Crédit immobilier : les taux toujours en hausse

Selon les chiffres de la Banque de France publiés mercredi, les taux moyens pratiqués par les établissements bancaires pour les prêts à l'habitat ont atteint 1,26 % en mai, contre 1,19 % en avril.
 
Tels les cyclistes du Tour de France, les taux du crédit immobilier grimpent à toute vitesse . Selon les chiffres de la Banque de France publiés mercredi, les taux moyens pratiqués par les établissements bancaires ont atteint 1,26 % en mai, contre 1,19 % en avril. En juin, ils ont même atteint 1,33 %, selon les estimations avancées du régulateur bancaire.
 
Ce niveau reste historiquement bas.
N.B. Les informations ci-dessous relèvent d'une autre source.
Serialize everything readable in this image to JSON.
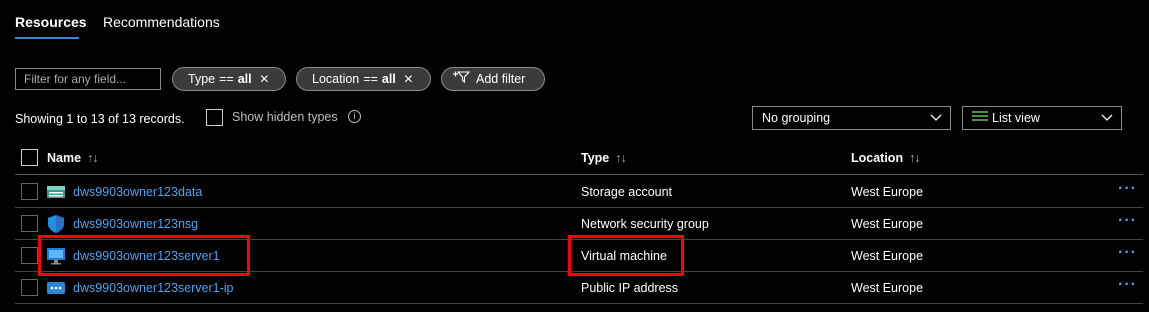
{
  "tabs": [
    {
      "label": "Resources",
      "active": true
    },
    {
      "label": "Recommendations",
      "active": false
    }
  ],
  "filter": {
    "placeholder": "Filter for any field..."
  },
  "pills": {
    "type": {
      "field": "Type",
      "op": "==",
      "value": "all"
    },
    "location": {
      "field": "Location",
      "op": "==",
      "value": "all"
    },
    "add_filter": "Add filter"
  },
  "showing_text": "Showing 1 to 13 of 13 records.",
  "show_hidden_label": "Show hidden types",
  "grouping": {
    "selected": "No grouping"
  },
  "view": {
    "selected": "List view"
  },
  "columns": {
    "name": "Name",
    "type": "Type",
    "location": "Location"
  },
  "rows": [
    {
      "name": "dws9903owner123data",
      "type": "Storage account",
      "location": "West Europe",
      "icon": "storage-account-icon"
    },
    {
      "name": "dws9903owner123nsg",
      "type": "Network security group",
      "location": "West Europe",
      "icon": "network-security-group-icon"
    },
    {
      "name": "dws9903owner123server1",
      "type": "Virtual machine",
      "location": "West Europe",
      "icon": "virtual-machine-icon"
    },
    {
      "name": "dws9903owner123server1-ip",
      "type": "Public IP address",
      "location": "West Europe",
      "icon": "public-ip-icon"
    }
  ],
  "colors": {
    "accent": "#2f8bd8",
    "link": "#4aa3ee",
    "highlight": "#ff0000"
  }
}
Il y a dix ans, les taux moyens dépassaient 3 %. Par ailleurs, ils restent inférieurs à l'inflation, qui s'élevait à 5,8 % en juin. Mais leur progression rapide, que les banques expliquent par la hausse de leurs coûts de financement, alimente l'inquiétude des courtiers et des banques sur le risque de blocage du marché du crédit .
 
A leur niveau actuel, les taux moyens se rapprochent en effet un peu plus du taux d'usure, qui correspond au taux maximal autorisé pour un crédit. Le 1er juillet, ce taux fixé chaque trimestre, est passé à de 2,43 % à 2,60 % pour les prêts immobiliers à taux fixe de 10 à 20 ans. Pour les professionnels, de plus en plus de dossiers justifieraient un taux plus élevé et risquent tout simplement de ne pas être acceptés.
  
Un niveau très fort de production
Cependant, pour le moment, la Banque de France ne constate toujours pas ce phénomène : le taux de croissance des crédits à l'habitat a atteint 6,8 % en mai, pour une production de 27 milliards d'euros. « Soit le plus haut niveau atteint sur les cinq dernières années », souligne l'institution. Les projections de la Banque de France portent la production de juin à 26,4 milliards, soit encore un niveau très élevé.
 
« C'est tout à fait normal, juge Pierre Chapon, fondateur du courtier en ligne Pretto. Cette production correspond à des débouclages de projets qui remontent à plusieurs mois. Le blocage lié au taux d'usure ne sera réellement visible qu'en septembre. » Selon une étude publiée par le courtier mardi, 18 % des prêts réalisés en 2021 n'auraient pas pu être réalisés cette année du fait de la lente montée des taux d'usure, comparativement à la vitesse à laquelle les taux nominaux augmentent.
 
Inertie du taux d'usure
« Cela fait des années que nous dénonçons le décalage du taux d'usure lié à la méthode de calcul, fustige Ludovic Huzieux, à la tête d'Artemis Courtage. Le fait qu'il soit calculé chaque trimestre par rapport au trimestre précédent créé un vrai décalage ». L'ensemble des courtiers partage cette position. Ils réclament à cor et à cri de déroger à la règle en vigueur en faisant usage des « circonstances exceptionnelles » prévues par les textes.
 
Mais la Banque de France, tout comme Bercy, ont jusqu'ici préféré ne pas adopter cette solution, rappelant que le taux d'usure est un outil de protection des ménages contre le surendettement. Le modifier, à plus forte raison en période de trouble économique, est inenvisageable pour les autorités. Par ailleurs, la Banque de France ne cache plus son agacement face aux déclarations qu'elle juge infondées des courtiers .
 
Pour autant, le gouvernement suit le sujet de près et veut s'assurer que l'accès à la propriété reste largement possible, y compris pour les ménages modestes. « On reste très vigilant et on étudiera avec beaucoup d'attention l'évolution des taux dans les prochains mois en fonction de l'évolution du contexte macro-économique », indiquait la semaine dernière une source proche des autorités.